Feeling My Age

Getting older has its drawbacks – but it's a lot better than the alternative.

Against The Day

September 1, 2017 Feeling My Age

Airship
Had never read Thomas Pynchon before hearing a chance reference to the brilliance of his prose – and boy, does this novel live up to that promise.

Against The Day is a vast sprawling wildly surreal epic that washed over me like a tidal wave. The immersive enjoyment of swimming through its language was reminiscent of Joyce’s Ulysses – insofar as it’s as much about the travelling as the destination – though in every other sense the two novels couldn’t be more different.

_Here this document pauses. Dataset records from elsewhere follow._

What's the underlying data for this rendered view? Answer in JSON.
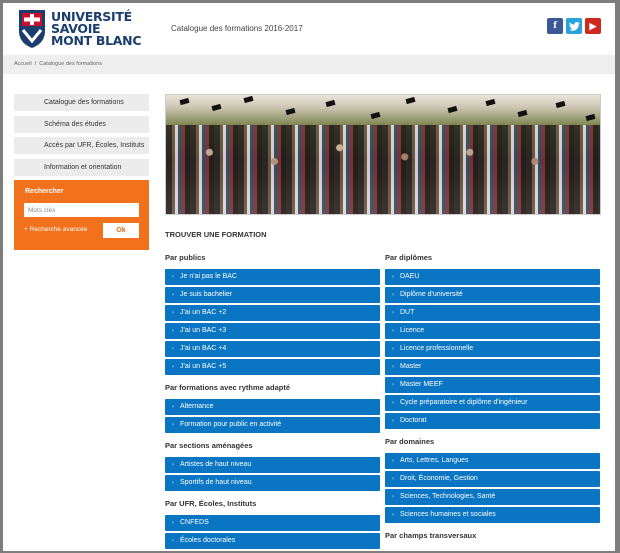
{
  "header": {
    "logo_lines": [
      "UNIVERSITÉ",
      "SAVOIE",
      "MONT BLANC"
    ],
    "catalog_title": "Catalogue des formations 2016-2017",
    "social": [
      "f",
      "t",
      "▶"
    ]
  },
  "breadcrumb": [
    "Accueil",
    "Catalogue des formations"
  ],
  "sidebar": {
    "items": [
      "Catalogue des formations",
      "Schéma des études",
      "Accès par UFR, Écoles, Instituts",
      "Information et orientation"
    ],
    "search_title": "Rechercher",
    "search_placeholder": "Mots clés",
    "advanced_link": "+ Recherche avancée",
    "ok_label": "Ok"
  },
  "main": {
    "title": "TROUVER UNE FORMATION",
    "left": [
      {
        "heading": "Par publics",
        "items": [
          "Je n'ai pas le BAC",
          "Je suis bachelier",
          "J'ai un BAC +2",
          "J'ai un BAC +3",
          "J'ai un BAC +4",
          "J'ai un BAC +5"
        ]
      },
      {
        "heading": "Par formations avec rythme adapté",
        "items": [
          "Alternance",
          "Formation pour public en activité"
        ]
      },
      {
        "heading": "Par sections aménagées",
        "items": [
          "Artistes de haut niveau",
          "Sportifs de haut niveau"
        ]
      },
      {
        "heading": "Par UFR, Écoles, Instituts",
        "items": [
          "CNFEDS",
          "Écoles doctorales"
        ]
      }
    ],
    "right": [
      {
        "heading": "Par diplômes",
        "items": [
          "DAEU",
          "Diplôme d'université",
          "DUT",
          "Licence",
          "Licence professionnelle",
          "Master",
          "Master MEEF",
          "Cycle préparatoire et diplôme d'ingénieur",
          "Doctorat"
        ]
      },
      {
        "heading": "Par domaines",
        "items": [
          "Arts, Lettres, Langues",
          "Droit, Économie, Gestion",
          "Sciences, Technologies, Santé",
          "Sciences humaines et sociales"
        ]
      },
      {
        "heading": "Par champs transversaux",
        "items": []
      }
    ]
  },
  "colors": {
    "accent_blue": "#0a75c2",
    "search_orange": "#f2711c",
    "brand_navy": "#1b3d6e"
  }
}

The tone is fiercely anti-capitalist, and ranges from gripping suspense through erudite humour to the lyrically evocative and the deviantly erotic. And yet the going isn’t as heavy as that all sounds. Though Pynchon is spitting feathers wherever he depicts the brutal exploitation of the have-nots by the haves, much of the time he is giving free rein to a life-affirming & exuberant sense of fun.

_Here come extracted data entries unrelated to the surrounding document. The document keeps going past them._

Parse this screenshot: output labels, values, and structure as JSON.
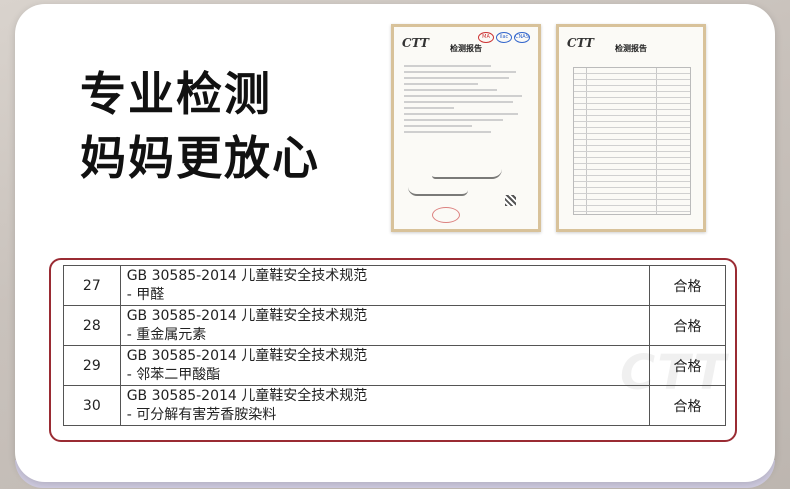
{
  "headline": {
    "line1": "专业检测",
    "line2": "妈妈更放心"
  },
  "certificates": [
    {
      "logo": "CTT",
      "title": "检测报告",
      "marks": [
        "MA",
        "ilac",
        "CNAS"
      ]
    },
    {
      "logo": "CTT",
      "title": "检测报告"
    }
  ],
  "watermark": "CTT",
  "results_table": {
    "rows": [
      {
        "no": "27",
        "standard": "GB 30585-2014 儿童鞋安全技术规范",
        "item": "- 甲醛",
        "result": "合格"
      },
      {
        "no": "28",
        "standard": "GB 30585-2014 儿童鞋安全技术规范",
        "item": "- 重金属元素",
        "result": "合格"
      },
      {
        "no": "29",
        "standard": "GB 30585-2014 儿童鞋安全技术规范",
        "item": "- 邻苯二甲酸酯",
        "result": "合格"
      },
      {
        "no": "30",
        "standard": "GB 30585-2014 儿童鞋安全技术规范",
        "item": "- 可分解有害芳香胺染料",
        "result": "合格"
      }
    ]
  },
  "colors": {
    "frame": "#9a2b33",
    "cert_border": "#d8c29a",
    "background": "#c9c2bc"
  }
}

I bought and enjoyed this on audiobook first and listened to it over six weeks or so – the prose is so dense and resonant that it bears repeated listening – and would warmly recommend it as a way into this novel. Dick Hill‘s narration is masterful. However on the second time through, so much of the masterful detail was still slipping past me that I ended up buying the printed book as well.